My boots crunched over dead leaves. Every shadow looked like a threat, every distant crack of a branch like footsteps closing in.

*Keep moving. Nina needs you. The baby needs you to survive this.*

The ravine appeared suddenly—a deep gouge in the earth hidden by overgrown ferns. At the bottom, barely visible through the mist, sat a crude camp: animal hides stretched over wooden frames, a circle of stones blackened by fire.

And in the center, glowing with sickly purple light, a ritual circle carved into the dirt.

Two figures lay motionless at its edge, bound in silver chains.

*Nina.* I recognized her dark hair, the slump of her shoulders. Beside her, a skeletal woman with the same sharp features—her mother, unconscious and covered in bruises.

No sign of Cornelius.

My pulse thundered in my ears as I crept down the slope, boots sliding on loose gravel. The silverleaf oil on my clothes felt like a beacon, screaming my location to anyone with a nose.

*Twenty minutes,* I reminded myself. *Mira's coming. Just hold on.*

I was three feet from Nina when the voice cut through the silence.

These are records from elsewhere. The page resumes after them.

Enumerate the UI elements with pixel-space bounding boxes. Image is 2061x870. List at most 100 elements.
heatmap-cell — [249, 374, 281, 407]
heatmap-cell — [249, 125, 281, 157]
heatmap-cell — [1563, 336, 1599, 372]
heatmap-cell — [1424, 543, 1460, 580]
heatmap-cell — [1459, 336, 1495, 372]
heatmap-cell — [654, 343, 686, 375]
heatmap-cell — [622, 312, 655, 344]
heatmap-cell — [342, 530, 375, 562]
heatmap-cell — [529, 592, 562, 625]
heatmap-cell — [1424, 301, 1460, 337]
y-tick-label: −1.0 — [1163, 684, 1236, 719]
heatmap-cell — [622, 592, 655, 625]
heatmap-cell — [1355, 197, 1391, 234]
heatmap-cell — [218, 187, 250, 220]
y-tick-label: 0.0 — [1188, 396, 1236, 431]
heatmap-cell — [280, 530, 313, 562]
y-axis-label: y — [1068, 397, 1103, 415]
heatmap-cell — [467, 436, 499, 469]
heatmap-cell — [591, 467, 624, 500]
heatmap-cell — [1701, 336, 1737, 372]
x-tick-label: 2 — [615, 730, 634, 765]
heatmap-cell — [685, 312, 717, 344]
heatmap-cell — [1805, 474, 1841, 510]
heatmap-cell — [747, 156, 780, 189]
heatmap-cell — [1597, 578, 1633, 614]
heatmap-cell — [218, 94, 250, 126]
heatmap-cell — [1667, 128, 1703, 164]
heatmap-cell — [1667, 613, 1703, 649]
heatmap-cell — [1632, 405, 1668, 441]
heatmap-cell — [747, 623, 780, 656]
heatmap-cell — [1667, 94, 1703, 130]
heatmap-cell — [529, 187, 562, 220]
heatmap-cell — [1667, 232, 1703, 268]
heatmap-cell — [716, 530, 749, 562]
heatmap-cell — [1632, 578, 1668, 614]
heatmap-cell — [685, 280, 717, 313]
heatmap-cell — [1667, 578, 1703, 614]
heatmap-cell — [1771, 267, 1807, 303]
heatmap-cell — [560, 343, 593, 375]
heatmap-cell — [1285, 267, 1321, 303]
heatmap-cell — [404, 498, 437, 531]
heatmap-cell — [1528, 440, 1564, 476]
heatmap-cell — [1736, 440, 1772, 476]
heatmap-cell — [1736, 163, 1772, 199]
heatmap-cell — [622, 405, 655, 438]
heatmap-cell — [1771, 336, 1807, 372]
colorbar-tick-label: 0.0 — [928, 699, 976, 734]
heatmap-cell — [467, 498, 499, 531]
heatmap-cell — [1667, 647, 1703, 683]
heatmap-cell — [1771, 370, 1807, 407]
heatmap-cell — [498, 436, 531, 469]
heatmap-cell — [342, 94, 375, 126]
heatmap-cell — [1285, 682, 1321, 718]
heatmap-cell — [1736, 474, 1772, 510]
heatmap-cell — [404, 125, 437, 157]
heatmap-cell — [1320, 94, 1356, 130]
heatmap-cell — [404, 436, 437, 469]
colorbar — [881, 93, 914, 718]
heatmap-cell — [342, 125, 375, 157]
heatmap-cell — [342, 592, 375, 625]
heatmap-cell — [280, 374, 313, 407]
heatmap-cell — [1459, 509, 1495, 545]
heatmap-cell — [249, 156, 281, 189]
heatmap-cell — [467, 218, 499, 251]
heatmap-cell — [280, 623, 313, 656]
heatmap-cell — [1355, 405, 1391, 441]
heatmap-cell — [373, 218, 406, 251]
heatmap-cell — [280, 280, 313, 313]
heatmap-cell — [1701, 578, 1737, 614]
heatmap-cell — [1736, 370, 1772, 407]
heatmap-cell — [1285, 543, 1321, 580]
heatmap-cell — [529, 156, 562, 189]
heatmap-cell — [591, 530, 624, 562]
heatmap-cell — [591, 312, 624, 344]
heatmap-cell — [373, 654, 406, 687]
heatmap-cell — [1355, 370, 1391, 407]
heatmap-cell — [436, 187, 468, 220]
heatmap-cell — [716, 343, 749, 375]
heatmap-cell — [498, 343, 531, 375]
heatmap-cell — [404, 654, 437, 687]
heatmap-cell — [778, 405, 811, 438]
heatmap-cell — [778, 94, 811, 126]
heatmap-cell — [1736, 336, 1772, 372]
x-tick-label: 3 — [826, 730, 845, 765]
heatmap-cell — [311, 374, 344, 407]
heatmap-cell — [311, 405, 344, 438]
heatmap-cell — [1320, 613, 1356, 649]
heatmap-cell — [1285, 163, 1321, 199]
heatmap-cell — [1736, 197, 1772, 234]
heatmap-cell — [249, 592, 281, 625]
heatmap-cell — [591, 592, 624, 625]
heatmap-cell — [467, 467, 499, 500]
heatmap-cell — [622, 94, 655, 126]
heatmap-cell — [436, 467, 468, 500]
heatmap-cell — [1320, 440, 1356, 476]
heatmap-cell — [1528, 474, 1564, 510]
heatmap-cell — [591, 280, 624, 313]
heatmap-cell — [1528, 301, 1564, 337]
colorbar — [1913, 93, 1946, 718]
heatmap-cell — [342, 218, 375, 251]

"I was wondering when you'd arrive."

I spun.

Cornelius stepped out from behind one of the hide shelters, his ceremonial robes pristine despite the dirt and blood everywhere else. In his hand, a curved dagger glinted with runes that seemed to *writhe* in the dim light.

"The camp at the creek was almost too obvious, wasn't it?" He smiled, cold and clinical. "But Vane's so predictable when it comes to you. Dangle bait, watch him charge in claws-first." His gaze dropped to my belly. "And you—so desperate to prove you're more than a wolf-less burden. So easy to separate."

My hand tightened on the silver dagger. "Let them go. This is between you and me."

"Oh, it always was." He moved closer, circling me like a predator savoring the kill. "The witch-blood is just a catalyst. Useful, but replaceable." His eyes gleamed. "You, however—moon-blessed, carrying the next Vane heir, your blood singing with dormant power—you're *irreplaceable*."

The ritual circle pulsed, purple light crawling up the chains binding Nina and her mother.

"What do you want?" I demanded, even though I already knew.

Cornelius raised his hand, and the runes flared brighter.

"Everything."

The ground beneath me *moved*—no, the *magic* moved, invisible threads snapping around my wrists and ankles like iron manacles. I gasped, stumbling, the dagger sliding uselessly from my fingers.

"The more you struggle," Cornelius said pleasantly, "the tighter it binds."

I froze, heart hammering, as the invisible chains dragged me toward the ritual circle.

*Mira. Regis. Anyone.*

But the bond was silent. The forest was silent.

And Cornelius's smile widened as he pressed the dagger's tip to my throat.

"Now then," he murmured. "Let's begin."